By Lauren Terrell
“I will never be friends with Will*! He has a funny looking hand, and I will never play with him!”
my 4-year-old passionately declared the moment she climbed in the backseat of our car
after her first day of pre-k. I froze, eyes wide, mouth open. My eyes flicked to the rearview
mirror where I could see my little girl, scowling, arms crossed over her new navy dress with the
words “BE KIND” spelled out in sequins. Where had I gone wrong? How had I missed the signs
that I was raising a monster?? What were the magic words I had to say to reverse this
immediately?After every tactic I knew to compel my daughter to show empathy toward Will was
met with an outright dismissal, I ended with a clear demand: “I want you to be kind
to everyone because everyone is important.”
“I knooooooww-uh! STOP TALKING!”
Confirmed: I was raising a monster.
That afternoon, as she watched Daniel Tiger (singing, “In some ways we are different, but
in so many ways, we are the same” in the background), I ordered no less than 10 Everyone
Has Equal Value- themed picture books to subtly slide into our bedtime story rotation. I added
movies to our queue with diverse heroes, researched places we could go as to expose her to
all kinds of people. And I signed our family up for a Meals on Wheels route.
I wish I could say she went back to school the next week and invited Will over for
a play date. But I learned that I can’t teach love in one day. There were no magic words I could say.
The truth is, my work on this subject will never be done. Not after reading all the books, watching
all the movies, and delivering all the meals. Not even after she got in the backseat one day in May
and announced, “Will is actually my friend!”

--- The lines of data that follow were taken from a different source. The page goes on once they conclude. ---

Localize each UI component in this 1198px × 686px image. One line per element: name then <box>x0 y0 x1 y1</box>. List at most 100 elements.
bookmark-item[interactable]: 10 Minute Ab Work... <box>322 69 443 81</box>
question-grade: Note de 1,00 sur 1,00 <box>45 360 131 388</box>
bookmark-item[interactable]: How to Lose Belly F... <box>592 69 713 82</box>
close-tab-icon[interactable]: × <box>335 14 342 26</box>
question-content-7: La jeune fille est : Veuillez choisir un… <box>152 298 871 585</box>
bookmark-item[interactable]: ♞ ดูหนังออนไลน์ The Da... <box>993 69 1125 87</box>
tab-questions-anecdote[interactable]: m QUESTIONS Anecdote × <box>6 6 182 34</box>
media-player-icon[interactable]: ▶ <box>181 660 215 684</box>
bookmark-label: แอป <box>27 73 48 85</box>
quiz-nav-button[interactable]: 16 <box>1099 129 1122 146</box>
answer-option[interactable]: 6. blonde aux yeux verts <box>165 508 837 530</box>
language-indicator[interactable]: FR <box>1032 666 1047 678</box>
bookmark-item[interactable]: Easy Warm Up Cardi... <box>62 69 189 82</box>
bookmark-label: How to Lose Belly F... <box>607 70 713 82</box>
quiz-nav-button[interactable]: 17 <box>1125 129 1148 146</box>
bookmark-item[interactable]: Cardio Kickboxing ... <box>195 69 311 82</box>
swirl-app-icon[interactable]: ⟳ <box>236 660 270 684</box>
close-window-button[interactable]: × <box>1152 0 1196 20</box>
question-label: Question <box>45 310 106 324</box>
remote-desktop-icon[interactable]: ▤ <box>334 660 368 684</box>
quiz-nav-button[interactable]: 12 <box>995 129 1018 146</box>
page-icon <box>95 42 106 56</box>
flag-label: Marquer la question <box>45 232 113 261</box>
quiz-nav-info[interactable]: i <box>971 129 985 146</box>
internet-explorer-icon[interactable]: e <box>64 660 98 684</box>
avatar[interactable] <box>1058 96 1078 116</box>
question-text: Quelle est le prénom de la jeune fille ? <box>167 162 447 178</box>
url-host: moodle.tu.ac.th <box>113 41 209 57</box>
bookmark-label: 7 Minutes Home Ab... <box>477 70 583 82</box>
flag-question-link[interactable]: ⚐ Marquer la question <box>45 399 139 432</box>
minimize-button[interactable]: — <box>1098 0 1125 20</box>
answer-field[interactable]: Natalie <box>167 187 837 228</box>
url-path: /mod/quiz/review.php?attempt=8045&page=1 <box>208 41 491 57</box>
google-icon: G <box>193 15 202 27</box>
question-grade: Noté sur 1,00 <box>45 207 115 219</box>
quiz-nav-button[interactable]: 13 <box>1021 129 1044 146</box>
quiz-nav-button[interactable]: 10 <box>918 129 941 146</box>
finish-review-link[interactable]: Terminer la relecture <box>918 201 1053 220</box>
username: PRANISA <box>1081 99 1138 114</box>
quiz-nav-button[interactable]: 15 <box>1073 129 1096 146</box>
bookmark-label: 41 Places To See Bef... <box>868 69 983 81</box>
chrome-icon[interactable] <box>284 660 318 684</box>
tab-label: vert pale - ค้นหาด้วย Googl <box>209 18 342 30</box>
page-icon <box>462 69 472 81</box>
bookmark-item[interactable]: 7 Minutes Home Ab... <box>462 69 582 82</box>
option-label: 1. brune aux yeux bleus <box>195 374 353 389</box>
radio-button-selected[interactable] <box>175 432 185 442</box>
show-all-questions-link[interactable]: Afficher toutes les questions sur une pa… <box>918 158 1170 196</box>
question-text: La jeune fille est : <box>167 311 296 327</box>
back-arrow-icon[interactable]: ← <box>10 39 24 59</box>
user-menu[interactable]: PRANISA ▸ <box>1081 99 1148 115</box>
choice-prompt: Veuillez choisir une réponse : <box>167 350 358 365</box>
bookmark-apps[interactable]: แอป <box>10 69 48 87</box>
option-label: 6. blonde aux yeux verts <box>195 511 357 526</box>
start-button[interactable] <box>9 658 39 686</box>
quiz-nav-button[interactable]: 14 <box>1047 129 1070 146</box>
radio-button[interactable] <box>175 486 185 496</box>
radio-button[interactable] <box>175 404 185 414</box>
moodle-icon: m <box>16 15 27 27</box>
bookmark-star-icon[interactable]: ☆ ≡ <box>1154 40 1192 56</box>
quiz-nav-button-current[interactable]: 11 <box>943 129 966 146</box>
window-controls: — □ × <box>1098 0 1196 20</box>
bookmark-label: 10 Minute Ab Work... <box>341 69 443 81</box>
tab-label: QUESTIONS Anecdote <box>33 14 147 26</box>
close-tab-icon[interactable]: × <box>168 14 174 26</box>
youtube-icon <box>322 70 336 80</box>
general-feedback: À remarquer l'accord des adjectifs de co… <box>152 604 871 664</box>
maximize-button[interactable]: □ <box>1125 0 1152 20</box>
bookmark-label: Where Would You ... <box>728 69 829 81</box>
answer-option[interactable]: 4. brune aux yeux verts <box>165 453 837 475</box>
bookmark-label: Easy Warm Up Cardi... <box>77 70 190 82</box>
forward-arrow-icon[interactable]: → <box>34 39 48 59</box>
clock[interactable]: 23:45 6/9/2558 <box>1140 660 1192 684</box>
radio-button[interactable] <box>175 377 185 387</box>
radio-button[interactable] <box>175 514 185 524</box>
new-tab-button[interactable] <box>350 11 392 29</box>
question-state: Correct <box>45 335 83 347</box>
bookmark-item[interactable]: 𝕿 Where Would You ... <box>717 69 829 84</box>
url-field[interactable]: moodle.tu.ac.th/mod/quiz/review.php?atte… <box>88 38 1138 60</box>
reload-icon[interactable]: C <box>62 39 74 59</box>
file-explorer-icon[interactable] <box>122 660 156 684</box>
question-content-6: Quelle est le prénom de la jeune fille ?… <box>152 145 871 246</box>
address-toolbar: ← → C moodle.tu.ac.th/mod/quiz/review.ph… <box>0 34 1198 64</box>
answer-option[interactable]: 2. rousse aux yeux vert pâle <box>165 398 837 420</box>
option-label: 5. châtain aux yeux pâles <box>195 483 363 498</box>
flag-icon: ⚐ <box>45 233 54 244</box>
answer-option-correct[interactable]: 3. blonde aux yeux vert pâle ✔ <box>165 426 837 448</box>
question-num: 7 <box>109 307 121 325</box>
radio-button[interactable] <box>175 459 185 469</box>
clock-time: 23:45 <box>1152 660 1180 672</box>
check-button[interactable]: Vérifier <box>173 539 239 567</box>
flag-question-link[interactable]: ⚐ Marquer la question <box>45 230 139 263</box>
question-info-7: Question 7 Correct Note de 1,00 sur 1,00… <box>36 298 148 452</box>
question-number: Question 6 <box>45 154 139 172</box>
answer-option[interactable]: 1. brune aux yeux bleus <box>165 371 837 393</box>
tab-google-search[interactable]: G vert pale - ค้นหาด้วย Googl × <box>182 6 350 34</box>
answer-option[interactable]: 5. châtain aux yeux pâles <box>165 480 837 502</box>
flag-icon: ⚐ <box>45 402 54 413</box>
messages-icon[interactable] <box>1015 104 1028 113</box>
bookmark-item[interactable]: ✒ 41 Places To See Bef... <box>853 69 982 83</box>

Being intentional about the books we read, the people we interact with, the way I speak to and
about others—this is work I should have been doing all along—work I must continue doing the
rest of my life. We all have prejudices, fears, and biases. And we all have to be willing to
do the work needed to make sure the next generation is one defined by their ability to see
the intrinsic value in every person they meet.